L’un des cas les plus illustratifs de cette tendance : l’écrasante victoire du candidat Cabral Libii (61,60% des voix contre seulement 34,90% pour Paul Biya) dans le département du Nyong et Kellé dont il est originaire. Toujours dans le Centre et plus précisément dans le Mfoundi, Maurice Kamto, candidat du Mouvement pour la renaissance du Cameroun (Mrc), avait remporté le scrutin à Yaoundé 2e et 6e, deux arrondissements où les ressortissants de sa communauté seraient majoritaires.

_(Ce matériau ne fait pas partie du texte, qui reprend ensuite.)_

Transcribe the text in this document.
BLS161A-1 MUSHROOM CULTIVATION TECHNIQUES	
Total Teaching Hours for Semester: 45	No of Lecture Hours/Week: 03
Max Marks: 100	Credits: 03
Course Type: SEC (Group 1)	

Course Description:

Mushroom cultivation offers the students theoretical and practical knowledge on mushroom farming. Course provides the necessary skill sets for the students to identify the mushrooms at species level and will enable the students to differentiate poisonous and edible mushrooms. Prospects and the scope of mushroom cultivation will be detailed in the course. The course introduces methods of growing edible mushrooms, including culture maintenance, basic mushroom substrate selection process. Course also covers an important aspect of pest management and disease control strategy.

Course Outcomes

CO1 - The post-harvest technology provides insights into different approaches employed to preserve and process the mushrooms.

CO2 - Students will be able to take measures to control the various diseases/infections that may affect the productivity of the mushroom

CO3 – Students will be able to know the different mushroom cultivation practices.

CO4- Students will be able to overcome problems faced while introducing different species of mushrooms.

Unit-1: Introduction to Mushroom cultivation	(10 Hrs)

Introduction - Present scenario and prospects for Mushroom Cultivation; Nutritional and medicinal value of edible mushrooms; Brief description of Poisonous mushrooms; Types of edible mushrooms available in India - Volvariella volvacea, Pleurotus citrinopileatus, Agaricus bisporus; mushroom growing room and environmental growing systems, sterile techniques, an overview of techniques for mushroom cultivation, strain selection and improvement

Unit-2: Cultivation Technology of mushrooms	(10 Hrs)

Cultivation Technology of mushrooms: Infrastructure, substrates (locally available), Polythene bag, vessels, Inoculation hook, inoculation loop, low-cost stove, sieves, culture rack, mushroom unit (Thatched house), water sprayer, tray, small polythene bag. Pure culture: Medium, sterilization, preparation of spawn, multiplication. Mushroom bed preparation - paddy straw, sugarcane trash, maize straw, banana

La région de l’Est, qui fait partie du grand Sud, n’ayant pas eu de candidat à cette élection, avait accordé 90,43% de ses voix à Paul Biya grâce à une forte implication de l’élite de cette grande aire géographique. Sans surprise, la région natale du chef de l’Etat l’a plébiscité avec un score écrasant : 92,91% de suffrages. Ces quelques exemples avaient, en réalité, été la résultante d’une campagne électorale tout au long de laquelle le discours tribal entretenu par des « groupes ethno-tribaux à tendance chauvine », aura fait écran à la réalité du pays, avait dénoncé le Mouvement africain pour la nouvelle indépendance et démocratie (Manidem), dans un communiqué officiel.

Débat

Devant le Conseil constitutionnel lors de l’audience du contentieux post-électoral de élection, l’un des candidats malheureux, Maurice Kamto en l’occurrence, s’est affronté en mondovision sur la question tribale avec le ministre Grégoire Owona, qui représentait le candidat du Rassemblement démocratique du peuple camerounais (Rdpc), Paul Biya. Depuis ce scrutin et, comme s’ils étaient investis du droit de parler au nom de leurs communautés respectives ou de les défendre, des intellectuels réels ou présumés, des leaders d’opinion connus et jadis mesurés dans leurs propos, ne cessent d’envenimer le débat.

Leurs espaces d’expression : les réseaux sociaux et même certains supports médiatiques traditionnels. De la manière la plus décomplexée qui soit, certains Camerounais vivant à l’étranger ont publiquement appelé « les leurs » à prendre les armes contre une tribu, voire à exterminer celle-ci. Beaucoup ont soutenu que les émeutes de Sangmélima d’octobre 2019, qui avaient mis aux prises des jeunes Bulu et Bamoun à la suite de l’assassinat d’un membre de la communauté autochtone, avaient été instrumentalisées par des élites du Dja et Lobo, en réactions aux attaques dont faisait l’objet la communauté Bulu.